Saturday, 26 June 2010

Southampton, Bournemouth and Portsmouth

Another little little trip was completed last Monday. I visited Southampton, Bournemouth and Portsmouth. In Southampton the grave of Edward Sothern was easily found. He was the original Lord Dundreary in Our American Cousin, a play performed by the cast of Laura Keene in the USA. Sothern played the part over and over again and at a certain moment he even bought the copyrights. In Bournemouth Mary Shelley's tomb was the main attraction. Just within a year I collected Byron, Shelley and Mary! In Portsmouth Charles Dickens was born and the grave of mistress Ellen Ternan was shown us by a kind gentleman at the cemetery who was to host a Dickens grave walk later that afternoon.

There was even time to travel to Minstead, not far from Southampton in New Forest. There, at the quiet All Saints' Churchyard the simple grave of Sir Arthur Conan Doyle is located. His remains were transferred there in 1955 and he was buried in a corner of the cemetery since he was a spiritualist, not a Christian. Naturally, all these tombs will appear on the site over time.

Saturday, 24 April 2010

A little bit longer in... New York City

Yesterday I returned from New York City. This in itself is not so special, but I should have returned eight days ago. Those damn volcanic ashes! However, I'll spare you the details since you can hear stories about stranded travellers anywhere now. ;-)
More important is that I managed to look up some interesting graves in the New York areas, among them the legendary actor and playwright Dion Boucicault, author Carson MacCullers (whose "The Member of the Wedding" impressed me much when I was young), singer Geraldine Farrar and, in Philadelphia, scientist/statesman Benjamin Franklin.
After processing the pictures these and more will appear on the site. But things might go slowly, catching up on work must have first priority now!

Saturday, 6 February 2010

The grave of Shelley

I think I've known for about twenty years where the poet Percy Bysshe Shelley was buried. During that time I've collected nearly 70 biographies about him, Mary Shelley, Lord Byron and further illustrious people from their circle like Edward John Trelawny, Claire Clairmont, Augusta Leigh and Leigh Hunt (mind you, 70 is still nothing, since thousands of books have been written about them).
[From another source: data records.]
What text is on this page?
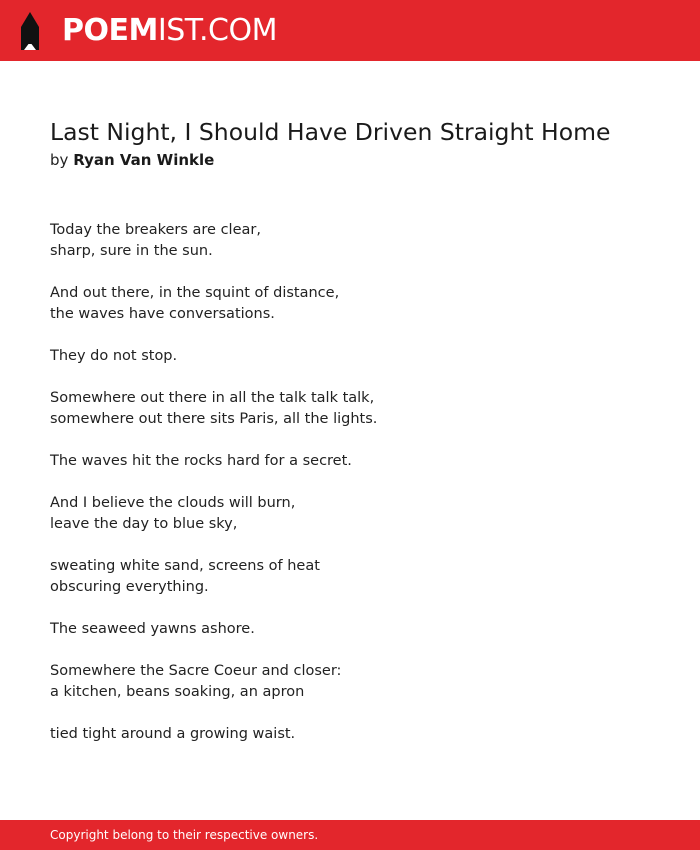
POEMIST.COM
Last Night, I Should Have Driven Straight Home
by Ryan Van Winkle
Today the breakers are clear,
sharp, sure in the sun.
And out there, in the squint of distance,
the waves have conversations.
They do not stop.
Somewhere out there in all the talk talk talk,
somewhere out there sits Paris, all the lights.
The waves hit the rocks hard for a secret.
And I believe the clouds will burn,
leave the day to blue sky,
sweating white sand, screens of heat
obscuring everything.
The seaweed yawns ashore.
Somewhere the Sacre Coeur and closer:
a kitchen, beans soaking, an apron
tied tight around a growing waist.
Copyright belong to their respective owners.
Well, on January 23th I finally stood in front of the place where Shelley's ashes were buried after he drowned in a storm and his remains were cremated on the Italian shore, leaving Mary a widow of only 24 years old.
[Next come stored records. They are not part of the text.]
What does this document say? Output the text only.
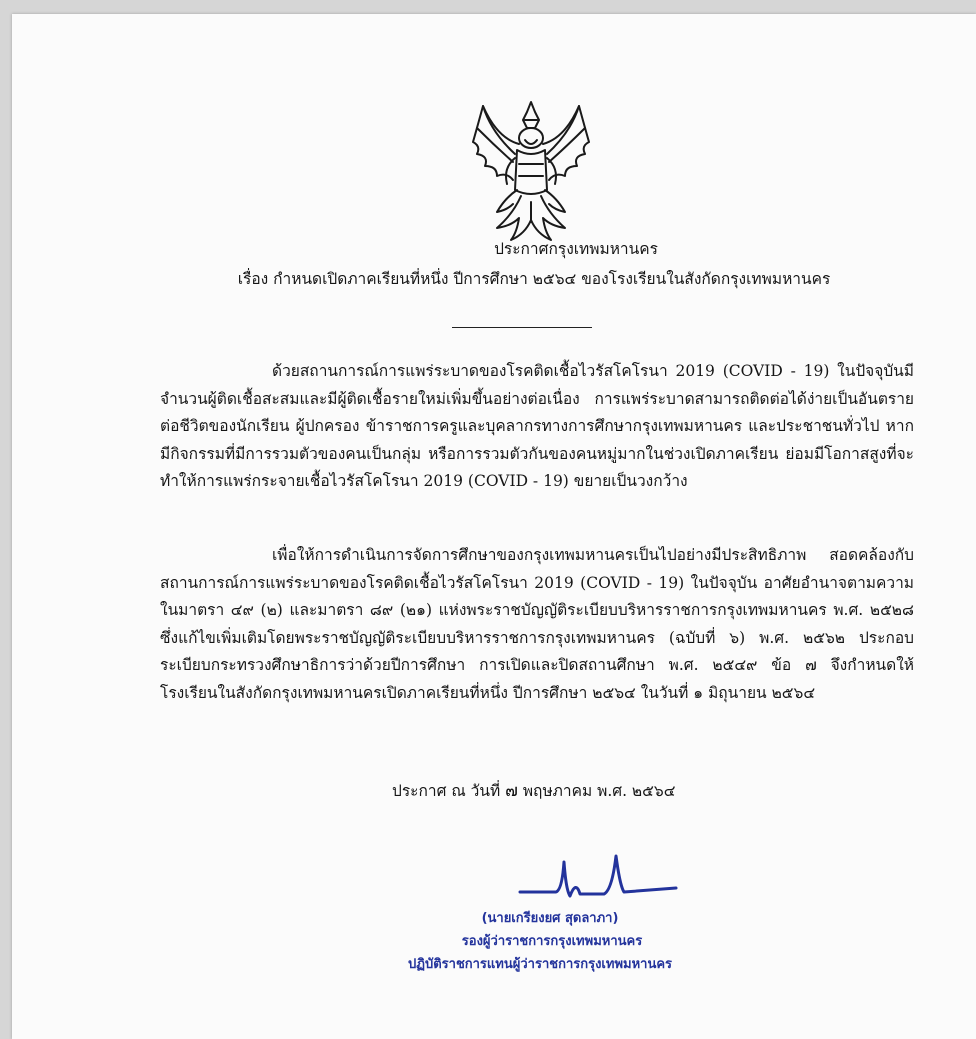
ประกาศกรุงเทพมหานคร
เรื่อง กำหนดเปิดภาคเรียนที่หนึ่ง ปีการศึกษา ๒๕๖๔ ของโรงเรียนในสังกัดกรุงเทพมหานคร

ด้วยสถานการณ์การแพร่ระบาดของโรคติดเชื้อไวรัสโคโรนา 2019 (COVID - 19) ในปัจจุบันมีจำนวนผู้ติดเชื้อสะสมและมีผู้ติดเชื้อรายใหม่เพิ่มขึ้นอย่างต่อเนื่อง การแพร่ระบาดสามารถติดต่อได้ง่ายเป็นอันตรายต่อชีวิตของนักเรียน ผู้ปกครอง ข้าราชการครูและบุคลากรทางการศึกษากรุงเทพมหานคร และประชาชนทั่วไป หากมีกิจกรรมที่มีการรวมตัวของคนเป็นกลุ่ม หรือการรวมตัวกันของคนหมู่มากในช่วงเปิดภาคเรียน ย่อมมีโอกาสสูงที่จะทำให้การแพร่กระจายเชื้อไวรัสโคโรนา 2019 (COVID - 19) ขยายเป็นวงกว้าง

เพื่อให้การดำเนินการจัดการศึกษาของกรุงเทพมหานครเป็นไปอย่างมีประสิทธิภาพ สอดคล้องกับสถานการณ์การแพร่ระบาดของโรคติดเชื้อไวรัสโคโรนา 2019 (COVID - 19) ในปัจจุบัน อาศัยอำนาจตามความในมาตรา ๔๙ (๒) และมาตรา ๘๙ (๒๑) แห่งพระราชบัญญัติระเบียบบริหารราชการกรุงเทพมหานคร พ.ศ. ๒๕๒๘ ซึ่งแก้ไขเพิ่มเติมโดยพระราชบัญญัติระเบียบบริหารราชการกรุงเทพมหานคร (ฉบับที่ ๖) พ.ศ. ๒๕๖๒ ประกอบระเบียบกระทรวงศึกษาธิการว่าด้วยปีการศึกษา การเปิดและปิดสถานศึกษา พ.ศ. ๒๕๔๙ ข้อ ๗ จึงกำหนดให้โรงเรียนในสังกัดกรุงเทพมหานครเปิดภาคเรียนที่หนึ่ง ปีการศึกษา ๒๕๖๔ ในวันที่ ๑ มิถุนายน ๒๕๖๔

ประกาศ ณ วันที่ ๗ พฤษภาคม พ.ศ. ๒๕๖๔
(นายเกรียงยศ สุดลาภา)
รองผู้ว่าราชการกรุงเทพมหานคร
ปฏิบัติราชการแทนผู้ว่าราชการกรุงเทพมหานคร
And where Shelley is, are Keats and Trelawny. John Keats died in Rome of tuberculosis aged 25 and Edward John Trelawny bought the grave next to Shelley and was buried there in 1881, 59 years after Shelley's death. An entry on Keats and pictures of all the gravesites will shortly appear on the site. Visits to the Campo Verano and Santo Teutonico cemeteries have also provided a lot of new material, but most of that will probably have to wait for later.